On s’aperçoit que la route est rarement plate : tantôt elle monte, tantôt elle descend. • les tronçons plats s’appellent des paliers,
• les montées sont des rampes,
• les descentes sont appelées pentes.
Enfin, les pentes et les rampes ne se raccordent pas brusquement car cela créerait une secousse désagréable et parfois dangereuse pour la circulation. Le raccordement est progressif et ressemble à un dos d’âne ou à un cassis très doux et très étendu. On appelle ce raccordement un raccordement circulaire.
2-3. Plans – voies
Le croquis de la route vue de dessus est un plan. En plan une route présente : • des parties droites appelées alignements,
• des parties courbes appelées courbes,
• des raccordements progressifs destinés à permettre la transition entre un alignement et une courbe ou entre deux courbes.

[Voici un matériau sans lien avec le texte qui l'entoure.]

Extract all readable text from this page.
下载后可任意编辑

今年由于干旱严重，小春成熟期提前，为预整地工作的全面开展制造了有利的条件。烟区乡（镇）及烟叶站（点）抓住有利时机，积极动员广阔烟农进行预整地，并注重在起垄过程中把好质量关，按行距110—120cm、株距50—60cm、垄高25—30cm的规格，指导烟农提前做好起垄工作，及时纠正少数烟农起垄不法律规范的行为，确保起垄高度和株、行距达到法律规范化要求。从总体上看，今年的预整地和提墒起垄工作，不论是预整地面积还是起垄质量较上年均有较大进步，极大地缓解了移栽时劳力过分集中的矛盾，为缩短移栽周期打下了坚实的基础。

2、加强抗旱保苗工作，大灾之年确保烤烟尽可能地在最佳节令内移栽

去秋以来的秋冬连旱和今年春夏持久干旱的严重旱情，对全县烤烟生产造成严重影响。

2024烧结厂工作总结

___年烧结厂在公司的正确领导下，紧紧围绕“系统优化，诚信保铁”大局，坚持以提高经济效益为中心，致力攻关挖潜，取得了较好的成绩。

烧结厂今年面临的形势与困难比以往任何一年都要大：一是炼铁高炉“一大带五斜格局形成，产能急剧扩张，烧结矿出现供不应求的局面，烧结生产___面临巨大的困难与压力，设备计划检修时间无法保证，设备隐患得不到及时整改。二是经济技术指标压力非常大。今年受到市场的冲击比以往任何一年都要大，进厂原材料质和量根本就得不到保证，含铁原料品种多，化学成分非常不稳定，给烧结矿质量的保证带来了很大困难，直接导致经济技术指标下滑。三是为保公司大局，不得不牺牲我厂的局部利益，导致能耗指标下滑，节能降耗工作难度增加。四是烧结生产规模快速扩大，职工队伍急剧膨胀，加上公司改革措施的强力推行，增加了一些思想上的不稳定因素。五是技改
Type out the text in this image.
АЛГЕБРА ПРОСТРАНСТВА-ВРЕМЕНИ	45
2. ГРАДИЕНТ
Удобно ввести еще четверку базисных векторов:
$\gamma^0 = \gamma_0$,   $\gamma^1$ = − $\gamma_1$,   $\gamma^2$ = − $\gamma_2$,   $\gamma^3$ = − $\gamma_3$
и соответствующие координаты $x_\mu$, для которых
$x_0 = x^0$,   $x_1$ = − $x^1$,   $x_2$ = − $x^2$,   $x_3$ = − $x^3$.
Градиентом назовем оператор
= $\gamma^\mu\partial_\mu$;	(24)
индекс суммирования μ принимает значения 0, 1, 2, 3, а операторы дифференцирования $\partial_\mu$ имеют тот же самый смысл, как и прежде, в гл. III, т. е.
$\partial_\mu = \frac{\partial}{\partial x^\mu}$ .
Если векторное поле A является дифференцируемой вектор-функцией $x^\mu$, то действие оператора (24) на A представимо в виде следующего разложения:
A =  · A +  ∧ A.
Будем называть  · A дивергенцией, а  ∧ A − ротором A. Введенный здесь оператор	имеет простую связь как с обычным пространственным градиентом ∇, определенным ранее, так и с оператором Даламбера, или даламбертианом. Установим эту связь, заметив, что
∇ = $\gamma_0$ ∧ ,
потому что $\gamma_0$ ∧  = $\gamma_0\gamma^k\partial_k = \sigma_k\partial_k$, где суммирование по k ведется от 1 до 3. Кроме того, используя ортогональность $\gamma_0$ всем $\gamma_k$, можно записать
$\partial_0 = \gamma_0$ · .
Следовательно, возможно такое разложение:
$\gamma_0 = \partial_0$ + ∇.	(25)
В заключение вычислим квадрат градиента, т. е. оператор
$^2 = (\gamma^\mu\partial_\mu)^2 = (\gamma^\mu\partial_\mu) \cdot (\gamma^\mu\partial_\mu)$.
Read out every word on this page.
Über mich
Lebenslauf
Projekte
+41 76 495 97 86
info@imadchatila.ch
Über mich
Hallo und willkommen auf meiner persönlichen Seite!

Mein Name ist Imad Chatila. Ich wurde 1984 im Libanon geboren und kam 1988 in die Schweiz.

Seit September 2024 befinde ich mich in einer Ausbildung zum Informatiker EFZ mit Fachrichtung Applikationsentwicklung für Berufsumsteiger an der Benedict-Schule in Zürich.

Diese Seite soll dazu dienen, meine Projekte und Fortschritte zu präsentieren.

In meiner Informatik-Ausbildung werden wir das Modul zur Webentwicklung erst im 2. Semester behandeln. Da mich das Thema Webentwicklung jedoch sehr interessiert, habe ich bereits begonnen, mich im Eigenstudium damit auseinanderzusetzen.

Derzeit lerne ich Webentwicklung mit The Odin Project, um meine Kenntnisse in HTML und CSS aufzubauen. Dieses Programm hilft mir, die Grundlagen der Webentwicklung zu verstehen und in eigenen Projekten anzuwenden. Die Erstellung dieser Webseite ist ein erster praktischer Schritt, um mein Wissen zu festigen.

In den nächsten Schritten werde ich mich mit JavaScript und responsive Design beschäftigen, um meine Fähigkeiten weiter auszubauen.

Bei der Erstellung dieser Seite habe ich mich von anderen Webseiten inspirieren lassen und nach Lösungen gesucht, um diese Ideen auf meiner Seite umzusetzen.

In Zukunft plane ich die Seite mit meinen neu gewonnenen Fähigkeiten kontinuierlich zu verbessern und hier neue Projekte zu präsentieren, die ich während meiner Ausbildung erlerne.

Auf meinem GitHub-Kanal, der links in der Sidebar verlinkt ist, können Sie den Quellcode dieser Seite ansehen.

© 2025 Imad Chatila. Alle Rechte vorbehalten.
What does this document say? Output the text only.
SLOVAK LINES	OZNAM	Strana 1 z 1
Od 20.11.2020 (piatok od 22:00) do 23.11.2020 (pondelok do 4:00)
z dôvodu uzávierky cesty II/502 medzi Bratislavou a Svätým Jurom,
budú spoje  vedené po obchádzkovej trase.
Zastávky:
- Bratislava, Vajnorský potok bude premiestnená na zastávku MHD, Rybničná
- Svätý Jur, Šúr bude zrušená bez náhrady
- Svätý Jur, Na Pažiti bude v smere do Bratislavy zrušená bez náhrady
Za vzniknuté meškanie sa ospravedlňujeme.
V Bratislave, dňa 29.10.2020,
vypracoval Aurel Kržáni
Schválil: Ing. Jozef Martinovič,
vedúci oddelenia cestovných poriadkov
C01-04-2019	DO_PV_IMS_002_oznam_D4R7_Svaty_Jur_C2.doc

On appelle voie la largeur de chaussée nécessaire pour la circulation normale d’une file de véhicules. Il ne faut pas confondre la voie avec la chaussée. La chaussée est l’ensemble de la bande livrée à la circulation, la voie n’est qu’une partie de la chaussée.
La largeur d’une voie est normalement de 3,50 m pour ce qui concerne les routes importantes. Ainsi une chaussée de 7 m de largeur comporte deux voies, une chaussée de 10,50 m en comporte trois.
Une route peut comporter deux chaussées (ou davantage) séparées par un terre- plein central. On dit dans ce cas, route à chaussées séparées et non pas route à voies séparées. En effet, chacune des chaussées comporte 2, 3 ou même 4 voies au sens que nous avons vu au paragraphe précédent.
La plate-forme d’une route peut comporter une ou plusieurs bandes aménagées pour la circulation des cycles et appelées pistes cyclables. De même, on peut rencontrer des pistes pour piétons, des pistes pour animaux, pour cavaliers.
2-4. Dépendances
On appelle dépendances, les équipements situés dans l’emprise routière en dehors de la chaussée.
Elles comprennent :
• les accotements,
• les talus,
• les fossés,
• les aires d’arrêt, de repos et aires annexes (délaissés, aires de stockage).8
2-4.1. Les accotements
Ils peuvent être arasés ou surélevés, revêtus ou non. Dans les
agglomérations ils deviennent des trottoirs.
Leur fonction essentielle est :
• d’épauler la chaussée,
• de drainer la chaussée,
• de permettre la circulation de certains usagers et le stationnement temporaire (ou d’urgence),
• d’assurer la sécurité des véhicules en perdition,
• de constituer un site privilégié pour les réseaux.
Dans le cas de routes importantes ils sont généralement revêtus. Ce sont alors des Bandes d’Arrêt d’Urgence (BAU).
Sur les routes à 2 x 2 voies, l’accotement gauche n’existe pas. Il est
remplacé par un espace de 0,50 m en général compris entre le bord de chaussée et le terre-plein central.
Cette bande s’appelle la Bande Dérasée Gauche (B.D.G.).
2-4.2. Les talus
Leur présence résulte du profil en long de la route.
On distingue :
• les talus de déblai, lorsqu’ils sont en contre-haut de la route,
• les talus de remblai, lorsqu’ils sont en contrebas.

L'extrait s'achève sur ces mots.